La primera es, naturalmente, poder ir a trabajar, y hacerlo sobre mis propias piernas. A continuación, ver salir el sol sobre el mar (es que, verán, se trata de un tren que circula al lado de la playa), rodeado de un puñado de administrativas recién duchadas y arregladitas, y finalmente, leer la tira cómica de Ernesto Rodera.

Para entenderlo mejor, es preciso recordar que, cuando somos pequeños, no somos conscientes de la maldad. Cuando llegamos a la adolescencia, creemos que basta con denunciarla para que desaparezca. Cuando nos convertimos en adultos, pretendemos ignorarla. Sabemos que saben que sabemos, pero actuamos con naturalidad como si no lo supiésemos.

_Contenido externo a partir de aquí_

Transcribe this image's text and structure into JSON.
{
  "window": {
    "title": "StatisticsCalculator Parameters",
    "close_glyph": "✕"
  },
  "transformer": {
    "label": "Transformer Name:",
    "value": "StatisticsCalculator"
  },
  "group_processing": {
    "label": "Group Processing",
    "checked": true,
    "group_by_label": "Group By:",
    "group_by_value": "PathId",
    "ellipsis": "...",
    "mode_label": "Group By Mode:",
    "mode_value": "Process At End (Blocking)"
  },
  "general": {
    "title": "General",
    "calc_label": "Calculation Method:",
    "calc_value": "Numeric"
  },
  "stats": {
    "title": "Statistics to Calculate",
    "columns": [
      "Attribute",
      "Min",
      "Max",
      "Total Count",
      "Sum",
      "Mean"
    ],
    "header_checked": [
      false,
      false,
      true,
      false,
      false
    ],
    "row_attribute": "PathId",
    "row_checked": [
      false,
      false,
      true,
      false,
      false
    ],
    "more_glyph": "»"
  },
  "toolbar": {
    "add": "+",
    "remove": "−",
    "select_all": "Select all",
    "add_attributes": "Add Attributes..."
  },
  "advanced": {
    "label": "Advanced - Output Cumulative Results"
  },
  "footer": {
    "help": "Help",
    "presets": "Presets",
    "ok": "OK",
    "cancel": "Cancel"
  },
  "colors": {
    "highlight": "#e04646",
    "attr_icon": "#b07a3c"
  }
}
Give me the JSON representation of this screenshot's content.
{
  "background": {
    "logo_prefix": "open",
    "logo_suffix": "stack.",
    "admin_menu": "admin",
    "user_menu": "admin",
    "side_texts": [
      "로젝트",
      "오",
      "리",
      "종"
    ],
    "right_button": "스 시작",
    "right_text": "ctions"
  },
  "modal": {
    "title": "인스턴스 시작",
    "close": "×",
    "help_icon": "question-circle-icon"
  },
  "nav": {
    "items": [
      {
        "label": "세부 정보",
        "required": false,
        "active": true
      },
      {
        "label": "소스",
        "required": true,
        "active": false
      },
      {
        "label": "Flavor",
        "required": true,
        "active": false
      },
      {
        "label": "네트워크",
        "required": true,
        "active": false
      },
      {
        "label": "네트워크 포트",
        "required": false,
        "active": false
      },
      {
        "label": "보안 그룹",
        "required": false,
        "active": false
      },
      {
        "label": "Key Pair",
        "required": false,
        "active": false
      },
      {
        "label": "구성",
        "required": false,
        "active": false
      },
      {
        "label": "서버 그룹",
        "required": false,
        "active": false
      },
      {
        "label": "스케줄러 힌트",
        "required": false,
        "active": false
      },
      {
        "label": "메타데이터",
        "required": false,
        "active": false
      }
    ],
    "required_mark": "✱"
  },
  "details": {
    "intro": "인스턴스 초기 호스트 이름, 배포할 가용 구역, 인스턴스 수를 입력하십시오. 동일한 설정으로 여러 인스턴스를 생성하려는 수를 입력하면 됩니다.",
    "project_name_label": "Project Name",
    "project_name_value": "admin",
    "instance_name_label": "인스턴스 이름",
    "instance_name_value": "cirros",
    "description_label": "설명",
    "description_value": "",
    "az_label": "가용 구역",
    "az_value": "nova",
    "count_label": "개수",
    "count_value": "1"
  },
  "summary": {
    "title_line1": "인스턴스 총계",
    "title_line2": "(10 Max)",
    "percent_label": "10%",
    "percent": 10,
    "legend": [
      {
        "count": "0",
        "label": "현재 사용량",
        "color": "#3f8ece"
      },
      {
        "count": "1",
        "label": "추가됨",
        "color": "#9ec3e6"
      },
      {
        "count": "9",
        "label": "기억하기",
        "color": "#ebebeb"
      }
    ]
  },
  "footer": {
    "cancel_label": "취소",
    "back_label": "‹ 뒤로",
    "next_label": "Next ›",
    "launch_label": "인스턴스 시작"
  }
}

Los chistes de Rodera me recuerdan que los adultos podemos convertirnos en una especie de adolescente culto, dar una nueva mirada al mundo que nos rodea, y hacerlo como si, realmente, bastara con citar las palabras mágicas para conjurar la maldad.
Gracias, Ernesto. Aunque parezca mentira, me ha parecido ver cómo se desvanecía un poquito de esa mala leche que nos ahoga a todos desde que ponemos el telediario a las 7 cada mañana.